Wird Energie in Deutschland mittelfristig zum Luxusgut? Was läuft falsch bei der Energiewende in Deutschland? Wo bleibt Brüssel mit einem europäischen Energiekonzept? Welche Weichen müssen wir dringend neu stellen, damit das Chaos bei der Energieversorgung stellt? Moderator Jürgen Pfeiffer stellt diese Fragen im Rahmen seiner Talkserie „Pfeiffer fragt!“ im Business Club Hamburg an:

Prof. Claudia Kemfert, Leiterin Energie, Verkehr und Umwelt Deutsches Institut für Wirtschaftsforschung (DIW)

Thomas Breuer, Leiter Energiepolitik, Greenpeace Deutschland

Pieter Wasmuth, Generalbevollmächtigter Norddeutschland, Vattenfall

Dr. Holger Krawinkel, Leiter Energie, Verbraucherzentrale Bundesverband

Max Schön, Vorstand Stiftung zweiGrad (u.a auch Club of Rome Deutschland, Desertec Foundation)



Eine Zusammenfassung des Politik-Talks von Sven Jösting

Das Fazit vorweg: Gäbe es bedeutend mehr Abstimmung der verschiedenen Interessen & Gruppen, klare Richtlinien, Planungssicherheit und eine verantwortliche Institution (Energieministerium), die Energiewende könnte gut gelingen, gar ein Exportschlager werden und Basis einer Energieagenda 2020 – Deutschland & Europa – sein. Denkverbote zu Gunsten von einer allgemeinen Lösung müssen der Vergangenheit angehören, alle Beteiligten ergebnisoffen über den eigenen Tellerrand schauen.

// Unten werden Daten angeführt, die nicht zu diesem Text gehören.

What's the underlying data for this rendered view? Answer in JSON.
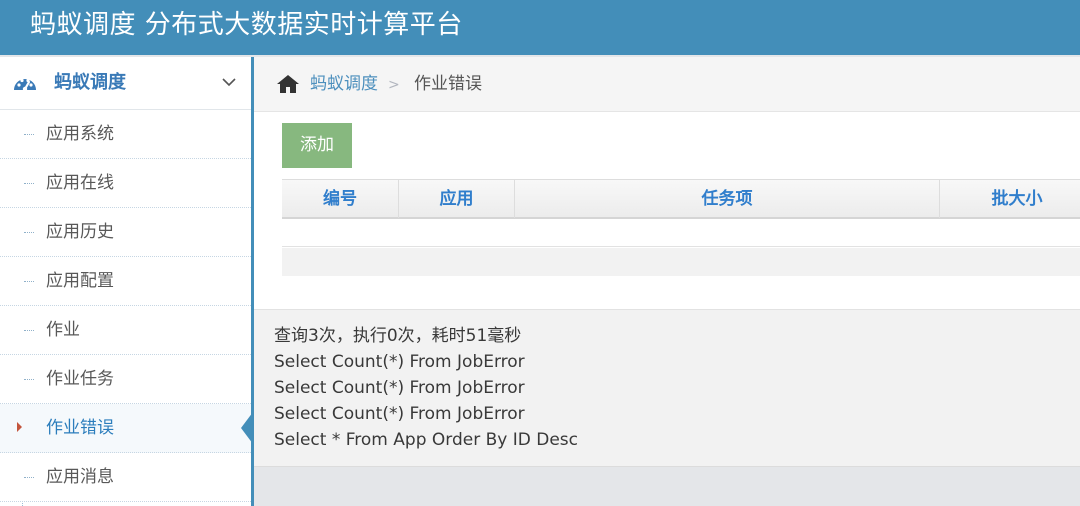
{
  "app": {
    "title": "蚂蚁调度 分布式大数据实时计算平台"
  },
  "sidebar": {
    "section_title": "蚂蚁调度",
    "items": [
      {
        "label": "应用系统",
        "active": false
      },
      {
        "label": "应用在线",
        "active": false
      },
      {
        "label": "应用历史",
        "active": false
      },
      {
        "label": "应用配置",
        "active": false
      },
      {
        "label": "作业",
        "active": false
      },
      {
        "label": "作业任务",
        "active": false
      },
      {
        "label": "作业错误",
        "active": true
      },
      {
        "label": "应用消息",
        "active": false
      }
    ]
  },
  "breadcrumb": {
    "root": "蚂蚁调度",
    "separator": ">",
    "current": "作业错误"
  },
  "toolbar": {
    "add_label": "添加"
  },
  "table": {
    "columns": [
      "编号",
      "应用",
      "任务项",
      "批大小"
    ]
  },
  "sql_log": {
    "summary": "查询3次，执行0次，耗时51毫秒",
    "lines": [
      "Select Count(*) From JobError",
      "Select Count(*) From JobError",
      "Select Count(*) From JobError",
      "Select * From App Order By ID Desc"
    ]
  },
  "colors": {
    "brand": "#438eb9",
    "add_button": "#87b87f",
    "header_text": "#307ecc"
  },
  "icons": {
    "dashboard": "dashboard-icon",
    "home": "home-icon",
    "collapse": "chevron-down-icon"
  }
}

Wird Energie zum Luxusprodukt? Da gibt es mehrere Antworten: Für bestimmte Teile der Bevölkerung in Deutschland eindeutig Ja (Lösung auf politischem Wege), für die meisten indes nicht. Für die Industrie ein sehr wichtiger Standortfaktor. Für die Welt, die Menschheit eindeutig ein klares JA.. Energie ist aber nicht nur Strom, sondern auch Öl, Kohle…u.v.a. Für Strom kann man 2 – 3 % Anteil rechnen, so Prof. Kemfert. Indes zwischen 20 und 30 % wird die Energie für Mobilität und Wärme (Heizung) benötigt dort verbraucht.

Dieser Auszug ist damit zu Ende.